Amendments to the Companies Act Proposed

Amendments are being proposed to the Companies Act, Chapter 386 of the Laws of Malta (the “Act”) through Bill No. 233 of 2021 (the “Bill”).

These amendments deal with the required qualifications for an individual to be a director of a company, the registration of electronic addresses and the obligation of every company to have a register of officers’ and shareholders’ residential address.

A key amendment being proposed in the Bill is that besides the registered office of the company, the electronic mail address of the company should also be provided in the memorandum of association. Moreover, if introduced, these proposed amendments would require the first directors of the company to provide a service address instead of a residential address in the memorandum of association.

While presently the Companies Act necessitates that every company should keep a register of its members, the proposed amendments suggest that companies should also keep a register of the registered addresses of its officers and shareholders.

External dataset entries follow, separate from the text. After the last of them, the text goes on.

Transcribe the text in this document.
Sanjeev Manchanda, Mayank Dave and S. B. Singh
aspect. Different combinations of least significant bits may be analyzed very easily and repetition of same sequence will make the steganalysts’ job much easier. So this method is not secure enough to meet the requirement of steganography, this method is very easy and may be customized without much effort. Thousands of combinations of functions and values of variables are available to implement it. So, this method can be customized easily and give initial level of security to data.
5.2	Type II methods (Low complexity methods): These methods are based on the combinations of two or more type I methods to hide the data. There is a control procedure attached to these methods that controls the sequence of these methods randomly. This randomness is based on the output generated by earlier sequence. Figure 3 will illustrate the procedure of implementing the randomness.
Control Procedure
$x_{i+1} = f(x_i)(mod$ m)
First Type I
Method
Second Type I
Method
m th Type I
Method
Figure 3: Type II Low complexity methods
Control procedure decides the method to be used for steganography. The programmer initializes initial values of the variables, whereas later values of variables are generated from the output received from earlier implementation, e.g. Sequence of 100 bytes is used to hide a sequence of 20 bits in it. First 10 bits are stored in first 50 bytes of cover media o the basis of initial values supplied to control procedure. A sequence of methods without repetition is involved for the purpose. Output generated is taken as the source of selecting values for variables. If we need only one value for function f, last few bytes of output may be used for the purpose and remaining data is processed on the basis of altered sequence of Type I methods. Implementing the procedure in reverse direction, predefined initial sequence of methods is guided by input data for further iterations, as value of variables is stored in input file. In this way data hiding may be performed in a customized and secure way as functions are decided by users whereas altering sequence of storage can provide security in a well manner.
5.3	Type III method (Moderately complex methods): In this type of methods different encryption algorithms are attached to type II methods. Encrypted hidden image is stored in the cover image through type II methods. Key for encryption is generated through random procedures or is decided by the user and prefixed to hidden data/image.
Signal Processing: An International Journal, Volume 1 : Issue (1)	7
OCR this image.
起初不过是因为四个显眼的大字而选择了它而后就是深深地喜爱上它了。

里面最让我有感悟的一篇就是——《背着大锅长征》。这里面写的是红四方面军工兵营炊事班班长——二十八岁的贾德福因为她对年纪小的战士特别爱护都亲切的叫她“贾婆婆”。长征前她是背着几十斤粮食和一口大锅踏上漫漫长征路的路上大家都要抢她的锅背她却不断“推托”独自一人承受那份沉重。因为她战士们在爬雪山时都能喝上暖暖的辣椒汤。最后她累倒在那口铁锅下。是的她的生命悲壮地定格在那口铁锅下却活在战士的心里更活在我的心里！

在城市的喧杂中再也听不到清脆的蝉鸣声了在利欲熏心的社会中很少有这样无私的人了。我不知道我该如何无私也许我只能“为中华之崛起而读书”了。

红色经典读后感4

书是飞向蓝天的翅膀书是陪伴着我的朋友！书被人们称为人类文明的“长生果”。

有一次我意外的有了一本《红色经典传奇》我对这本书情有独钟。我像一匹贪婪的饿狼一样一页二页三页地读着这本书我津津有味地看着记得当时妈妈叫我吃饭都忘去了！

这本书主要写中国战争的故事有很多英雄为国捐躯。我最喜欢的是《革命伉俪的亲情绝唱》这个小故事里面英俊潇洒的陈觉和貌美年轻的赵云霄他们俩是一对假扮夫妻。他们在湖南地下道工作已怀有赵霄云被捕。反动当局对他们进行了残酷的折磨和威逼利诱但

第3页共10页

Such register would consist of particular details, including the name, residential address and electronic mail address of the company’s officers and shareholders. A copy of such register, together with any changes made thereto, are to be delivered to the Registrar of Companies (the “Registrar”) within 14 days of the change.

The Bill also proposes certain amendments to the provisions in the Companies Act relating to the appointment of directors. These amendments deal with certain prerequisites which must be met in order for a person to be appointed as a director of a company.

Moreover, the Registrar, through the proposed amendments, is granted the right to take certain steps in order to have an officer of the company removed when the Registrar becomes aware that such officer is disqualified or does not hold a licence in terms of the Company Services Providers Act where this is required.

Another amendment proposed in the Bill introduces an additional ground on which a person may be disqualified from being appointed as director or company secretary, being the lack of authorisation by the Malta Financial Services Authority to hold such office as a company service provider. This ground for disqualification applies when a director or company secretary is holding such office as a company service provider in terms of the Company Service Providers Act.

Lastly, the Bill also proposes the imposition of new duties on the Registrar.